Voyages à l’étranger: les conservateurs fédéraux aussi dans l’eau chaude

OTTAWA — Les conservateurs fédéraux se trouvent eux aussi écorchés par de récents voyages à l’étranger en pleine pandémie de COVID-19.

Le député ontarien David Sweet a remis sa démission comme président du comité parlementaire de l’éthique après avoir prolongé son séjour aux États-Unis pendant les Fêtes pour des raisons personnelles.

Le chef conservateur Erin O’Toole avait été bien clair avant les vacances des Fêtes; il avait demandé aux membres de son caucus de ne pas voyager à l’extérieur du pays, selon une déclaration transmise à La Presse Canadienne. 

M. Sweet ainsi que le député albertain Ron Liepert ont prévenu le bureau du whip de leur parti qu’ils devaient faire des voyages qu’ils jugeaient essentiels aux États-Unis pendant cette période pour s’occuper de leurs résidences secondaires. 

M. Sweet est cependant resté plus longtemps pour «un voyage d’agrément» sans en informer le whip, selon la déclaration du bureau de M. O’Toole. Ce dernier a donc accepté sa démission comme président de comité.

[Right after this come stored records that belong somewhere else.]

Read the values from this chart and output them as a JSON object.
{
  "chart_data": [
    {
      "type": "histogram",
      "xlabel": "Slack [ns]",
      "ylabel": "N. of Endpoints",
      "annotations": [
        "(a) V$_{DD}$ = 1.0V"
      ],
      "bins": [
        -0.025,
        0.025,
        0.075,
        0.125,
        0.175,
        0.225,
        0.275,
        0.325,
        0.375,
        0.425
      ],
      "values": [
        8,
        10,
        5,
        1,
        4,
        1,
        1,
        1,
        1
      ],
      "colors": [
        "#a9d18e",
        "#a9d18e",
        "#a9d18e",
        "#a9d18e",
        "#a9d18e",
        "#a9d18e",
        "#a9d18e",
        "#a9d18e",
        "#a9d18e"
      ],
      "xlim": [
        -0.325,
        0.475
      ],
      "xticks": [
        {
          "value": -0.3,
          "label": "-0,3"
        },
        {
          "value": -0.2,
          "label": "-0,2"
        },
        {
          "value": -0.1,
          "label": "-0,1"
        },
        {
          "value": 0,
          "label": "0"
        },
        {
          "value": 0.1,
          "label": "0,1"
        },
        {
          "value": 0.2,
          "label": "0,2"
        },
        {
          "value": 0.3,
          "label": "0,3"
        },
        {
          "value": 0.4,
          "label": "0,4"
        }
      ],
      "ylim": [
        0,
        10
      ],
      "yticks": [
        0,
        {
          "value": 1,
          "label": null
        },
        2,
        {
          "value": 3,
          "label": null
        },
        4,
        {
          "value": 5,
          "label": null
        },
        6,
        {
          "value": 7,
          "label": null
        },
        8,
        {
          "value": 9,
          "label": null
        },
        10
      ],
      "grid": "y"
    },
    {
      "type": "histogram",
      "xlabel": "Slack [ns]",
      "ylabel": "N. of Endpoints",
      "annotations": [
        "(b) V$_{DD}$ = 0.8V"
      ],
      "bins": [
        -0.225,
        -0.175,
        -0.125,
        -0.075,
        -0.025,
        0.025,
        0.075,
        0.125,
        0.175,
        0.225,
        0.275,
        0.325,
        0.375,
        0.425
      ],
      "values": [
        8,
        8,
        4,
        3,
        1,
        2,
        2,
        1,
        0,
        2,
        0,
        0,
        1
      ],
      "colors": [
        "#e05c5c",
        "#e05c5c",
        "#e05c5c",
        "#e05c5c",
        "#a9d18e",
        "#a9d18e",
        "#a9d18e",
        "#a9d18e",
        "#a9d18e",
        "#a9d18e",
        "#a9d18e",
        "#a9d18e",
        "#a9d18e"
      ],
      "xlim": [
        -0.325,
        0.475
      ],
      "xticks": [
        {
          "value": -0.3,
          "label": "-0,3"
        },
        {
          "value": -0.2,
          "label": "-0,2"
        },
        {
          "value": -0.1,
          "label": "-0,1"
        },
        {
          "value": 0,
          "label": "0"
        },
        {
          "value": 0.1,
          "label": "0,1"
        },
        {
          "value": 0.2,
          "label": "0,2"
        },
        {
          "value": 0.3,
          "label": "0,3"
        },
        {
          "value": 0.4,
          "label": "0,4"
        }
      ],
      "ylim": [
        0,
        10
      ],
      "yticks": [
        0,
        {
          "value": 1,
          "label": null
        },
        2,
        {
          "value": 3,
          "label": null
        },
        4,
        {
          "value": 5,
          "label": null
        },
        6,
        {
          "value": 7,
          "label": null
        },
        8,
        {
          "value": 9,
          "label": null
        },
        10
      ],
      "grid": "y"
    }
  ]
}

Le bureau de M. O’Toole soutient qu’aucun autre député conservateur n’a quitté le pays depuis le mois d’août, moment où il est devenu chef. 

La situation est moins claire du côté du Sénat, où il a été révélé que le leader de l’opposition officielle Don Plett a brièvement voyagé au Mexique pendant le temps des Fêtes, avant de revenir au pays. Il est présentement en isolement chez lui, au Manitoba.

«Le sénateur Plett s’est rendu au Mexique le 28 décembre; dès son arrivée, il a réfléchi à sa décision concernant ce voyage et a immédiatement pris les mesures lui ayant permis de rentrer au pays le 31 décembre», a indiqué une porte-parole par courriel. 

Elle n’a cependant pas voulu dire si M. Plett allait démissionner de son poste de leader au Sénat. 

MM. Sweet et Plett font partie d’un nombre grandissant de politiciens qui se retrouvent dans l’eau chaude pour avoir voyagé à l’extérieur du pays, alors que les Canadiens se font dire de rester à la maison et d’éviter les déplacements non essentiels. 

Lundi, l’ex-chef par intérim du Parti libéral du Québec, Pierre Arcand, a été démis de ses fonctions de porte-parole et le premier ministre Jason Kenney, en Alberta, a sévi contre une demi-douzaine de ses ministres et membres de son personnel politique.

Au fédéral, la néo-démocrate Niki Ashton et les députés libéraux Kamal Khera et Sameer Zuberi ont démissionné de leurs rôles comme porte-parole, secrétaire parlementaire et membre d’un comité, respectivement.